In the wake of the wide and deep percolation of this prank in almost every crevice of the Nigerian society through social media networks and words of mouth, several students and teachers of mass communication in Nigeria commented that the success of the joke proves that the hypodermic needle theory—an old, discredited communication theory that assumed that the mass media were more or less like social syringes that were capable of injecting intended messages into helpless, unresisting audiences with immediate and dramatic effects—was well and alive. That’s wrong. And here is why.

The hypodermic needle theory assumed that the influence of mass media messages on receivers resulted from a direct, unmediated access to the messages. But this wasn’t what happened in Nigeria. The millions of Nigerians who bathed in and drank warm salt water didn’t read Adesawa’s initial message directly. If they did, they might have dismissed it outright given that, by herself, she has no credibility; she is a mere 20-something-year-old undergraduate who isn’t even a medical student.

Her prank was effective because it (unintentionally) got into the hands of several gullible, unsophisticated opinion leaders who nonetheless enjoy social capital among vast networks of people. There is an old communication theory that explains how this works. The theory, called the two-step flow theory of communication or the multi-step flow theory of communication, says that media influence on receivers isn’t always direct; that media messages often first flow to opinion leaders who in turn use their conversational currency to influence people who look up to them for information and guidance.

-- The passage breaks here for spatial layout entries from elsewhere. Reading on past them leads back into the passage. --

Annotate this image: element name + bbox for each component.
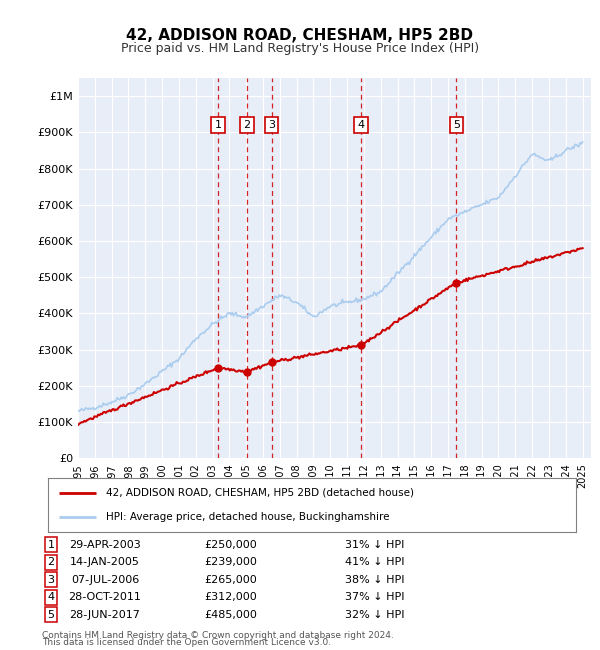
Text: 1: 1 xyxy=(47,540,55,550)
Text: 2: 2 xyxy=(244,120,250,130)
Text: 37% ↓ HPI: 37% ↓ HPI xyxy=(345,592,404,603)
Text: 2: 2 xyxy=(47,557,55,567)
Text: This data is licensed under the Open Government Licence v3.0.: This data is licensed under the Open Gov… xyxy=(42,638,331,647)
Text: Price paid vs. HM Land Registry's House Price Index (HPI): Price paid vs. HM Land Registry's House … xyxy=(121,42,479,55)
Text: 1: 1 xyxy=(215,120,221,130)
Text: 3: 3 xyxy=(268,120,275,130)
Text: 28-JUN-2017: 28-JUN-2017 xyxy=(70,610,140,620)
Text: 5: 5 xyxy=(47,610,55,620)
Text: 3: 3 xyxy=(47,575,55,585)
Text: 5: 5 xyxy=(453,120,460,130)
Text: 42, ADDISON ROAD, CHESHAM, HP5 2BD (detached house): 42, ADDISON ROAD, CHESHAM, HP5 2BD (deta… xyxy=(106,488,414,498)
Text: 32% ↓ HPI: 32% ↓ HPI xyxy=(345,610,404,620)
Text: 07-JUL-2006: 07-JUL-2006 xyxy=(71,575,139,585)
Text: HPI: Average price, detached house, Buckinghamshire: HPI: Average price, detached house, Buck… xyxy=(106,512,389,523)
Text: 4: 4 xyxy=(47,592,55,603)
Text: Contains HM Land Registry data © Crown copyright and database right 2024.: Contains HM Land Registry data © Crown c… xyxy=(42,630,394,640)
Text: £250,000: £250,000 xyxy=(205,540,257,550)
Text: £312,000: £312,000 xyxy=(205,592,257,603)
Text: £485,000: £485,000 xyxy=(205,610,257,620)
Text: 41% ↓ HPI: 41% ↓ HPI xyxy=(345,557,404,567)
Text: 31% ↓ HPI: 31% ↓ HPI xyxy=(345,540,404,550)
Text: £239,000: £239,000 xyxy=(205,557,257,567)
Text: 42, ADDISON ROAD, CHESHAM, HP5 2BD: 42, ADDISON ROAD, CHESHAM, HP5 2BD xyxy=(127,28,473,43)
Text: 38% ↓ HPI: 38% ↓ HPI xyxy=(345,575,404,585)
Text: 4: 4 xyxy=(358,120,365,130)
Text: 14-JAN-2005: 14-JAN-2005 xyxy=(70,557,140,567)
Text: 28-OCT-2011: 28-OCT-2011 xyxy=(68,592,142,603)
Text: 29-APR-2003: 29-APR-2003 xyxy=(69,540,141,550)
Text: £265,000: £265,000 xyxy=(205,575,257,585)
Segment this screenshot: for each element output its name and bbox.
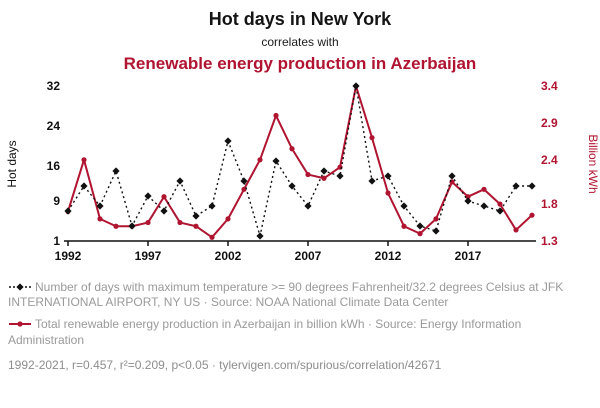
- chart-area: Hot days Billion kWh 1992 1997 2002 2007 201…: [0, 76, 600, 276]
- dual-axis-line-chart: Hot days Billion kWh 1992 1997 2002 2007 201…: [5, 79, 600, 263]
- svg-text:2007: 2007: [295, 249, 322, 263]
- svg-text:3.4: 3.4: [541, 79, 558, 93]
- svg-text:2.4: 2.4: [541, 152, 558, 166]
- legend-entry-renewable-text: Total renewable energy production in Aze…: [8, 317, 522, 347]
- right-axis-title: Billion kWh: [586, 134, 600, 193]
- chart-title-secondary: Renewable energy production in Azerbaija…: [123, 53, 477, 73]
- plot-region: 1992 1997 2002 2007 2012 2017 1 9 16 24 32 1.3 1.8 2.…: [47, 79, 558, 263]
- chart-title: Hot days in New York: [208, 9, 392, 29]
- svg-text:1.3: 1.3: [541, 234, 558, 248]
- legend-entry-renewable: Total renewable energy production in Aze…: [8, 317, 586, 348]
- svg-text:2002: 2002: [215, 249, 242, 263]
- chart-header: Hot days in New York correlates with Ren…: [0, 0, 600, 74]
- svg-text:32: 32: [47, 79, 61, 93]
- svg-text:2012: 2012: [375, 249, 402, 263]
- svg-text:16: 16: [47, 159, 61, 173]
- svg-text:2.9: 2.9: [541, 115, 558, 129]
- svg-text:1: 1: [53, 234, 60, 248]
- left-axis-title: Hot days: [5, 140, 19, 187]
- legend-entry-hot-days: Number of days with maximum temperature …: [8, 280, 586, 311]
- chart-subtitle: correlates with: [261, 34, 339, 49]
- dotted-diamond-series-icon: [8, 282, 32, 292]
- svg-text:9: 9: [53, 194, 60, 208]
- svg-text:24: 24: [47, 119, 61, 133]
- svg-text:2017: 2017: [455, 249, 482, 263]
- legend-captions: Number of days with maximum temperature …: [8, 280, 586, 348]
- svg-text:1997: 1997: [135, 249, 162, 263]
- svg-text:1.8: 1.8: [541, 197, 558, 211]
- legend-entry-hot-days-text: Number of days with maximum temperature …: [8, 279, 564, 309]
- svg-text:1992: 1992: [55, 249, 82, 263]
- stats-and-source-line: 1992-2021, r=0.457, r²=0.209, p<0.05 · t…: [8, 358, 442, 372]
- solid-dot-series-icon: [8, 319, 32, 329]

The theory had been criticized in the past for lacking empirical corroboration, but the form and nature of “virality” on the Internet is causing communication scholars to rehabilitate it. (Viral messages are internet messages, videos, memes, images, etc. that have the capacity to induce another (unrelated) person to voluntarily share them and thereby lead to their rapid and mass distribution across spatial and temporal bounds).

New media scholars have discovered that one of the strategies to achieve “virality” for messages is to popularize them through “tastemakers,” that is, people who influence digital trends, who have huge, engaged Twitter followers, Facebook friends, Google Plus followers, BBM and WhatsApp friends, etc.. That was precisely how Kony 2012, the most viral video in history, achieved virality. It was almost singlehandedly popularized by digital trendsetters. 

The power of digital influencers (who have been found to be more effective than the traditional mass media in spreading “viral” messages) is often helped by what new media scholars like to call a digital mob mentality, which is itself aided by the incredible ease of sharing that social media outlets enable.

But the Nigerian salt-and-warm-water Ebola cure hoax belongs in a different variety of virality because the initiators of the hoax didn’t intend for it to go beyond their limited circle of friends. Nevertheless, it captured the attention of the entire country. 

This calls for extreme caution in the kinds of jokes people share on social media, especially in contexts where the jokes can lead to death and reckless endangerment—such as this one.